No caso dos autos, não houve julgamento do mérito para se falar em omissão acerca dos incisos XXXV e LV do artigo 5º da Constituição."

Pelas razões de recurso de revista alega o reclamado que a existência de fatos incontroversos dispensa a apresentação de documentos e prova a teor do disposto no art. 334, III, do CPC. Aponta violação do art. 5º, II e LV, da CF.

Extrai-se do v. acórdão que o reclamado não juntou aos autos o contrato social da executada e suas alterações a fim de comprovar que não forma grupo econômico com a executada Intermodal Engenharia S/C Ltda, devedora principal, nos termos do inciso II, § 5º, do artigo 897 da CLT.

Consignou o v. acórdão:" O contrato social da executada e suas alterações são documentos sem os quais não há como ser analisado o mérito da questão que a embargante pretendia a reapreciação. São documentos essenciais para a compreensão da condição de grupo econômico. Não são documentos facultativos, mas essenciais para o entendimento da existência de grupo econômico".

Diante dos pressupostos fáticos trazidos, não se vislumbra a apontada violação do art. 5º, LV, da CF, que dispõe sobre princípio do contraditório e da ampla defesa, eis que a eg. Corte a quo examinou os elementos dos autos e concluiu que o executado não cuidou de trazer aos autos documentos essenciais à apreciação da sua insurgência.

Encontrando-se o v. acórdão em consonância com o disposto no artigo 897, § 5º, II, da CLT, não há falar em violação direta do art. 5º, II, da CF.

Incidência do art. 896, § 2º, da CLT a inviabilizar o recurso de revista.

Não conheço.

ISTO POSTO

ACORDAM os Ministros da Sexta Turma do Tribunal Superior do Trabalho, por unanimidade, dar provimento ao agravo de instrumento para, destrancando o recurso de revista, dele conhecer apenas quanto à multa por litigância de má-fe, por violação do art. 5º, LV, da CF, e, no mérito, dar-lhe parcial provimento para excluir da condenação o pagamento da multa de 1%, prevista nos arts. 17, IV e VI, e 18 do CPC, por litigância de má-fé, bem como a indenização de 20% sobre o valor dado à causa. Mantida a multa por embargos de declaração protelatórios.

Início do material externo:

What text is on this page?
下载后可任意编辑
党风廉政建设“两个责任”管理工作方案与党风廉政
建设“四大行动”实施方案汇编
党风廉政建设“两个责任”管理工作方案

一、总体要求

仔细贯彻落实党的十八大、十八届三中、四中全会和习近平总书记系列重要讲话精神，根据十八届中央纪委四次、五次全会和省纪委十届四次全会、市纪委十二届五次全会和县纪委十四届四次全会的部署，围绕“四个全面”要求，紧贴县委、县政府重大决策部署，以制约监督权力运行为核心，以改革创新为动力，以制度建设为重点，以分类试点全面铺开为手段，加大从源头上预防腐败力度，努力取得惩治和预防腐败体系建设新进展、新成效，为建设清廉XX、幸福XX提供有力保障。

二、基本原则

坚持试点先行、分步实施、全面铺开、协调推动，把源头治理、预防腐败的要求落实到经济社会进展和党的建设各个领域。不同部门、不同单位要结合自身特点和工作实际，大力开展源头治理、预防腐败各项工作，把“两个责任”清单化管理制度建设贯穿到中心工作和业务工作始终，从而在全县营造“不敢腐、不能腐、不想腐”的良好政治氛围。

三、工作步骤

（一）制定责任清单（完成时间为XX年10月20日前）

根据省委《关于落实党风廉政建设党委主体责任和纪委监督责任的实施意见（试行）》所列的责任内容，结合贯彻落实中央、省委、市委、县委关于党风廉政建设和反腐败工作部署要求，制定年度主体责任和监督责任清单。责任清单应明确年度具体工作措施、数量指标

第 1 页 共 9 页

Brasília, 26 de Março de 2014.

Firmado por Assinatura Eletrônica (Lei nº 11.419/2006)

Aloysio Corrêa da Veiga

Ministro Relator


fls.

PROCESSO Nº TST- RR-551-82.2012.5.02.0032



Firmado por assinatura eletrônica em 03/04/2014 pelo Sistema de Informações Judiciárias do Tribunal Superior do Trabalho, nos termos da Lei nº 11.419/2006.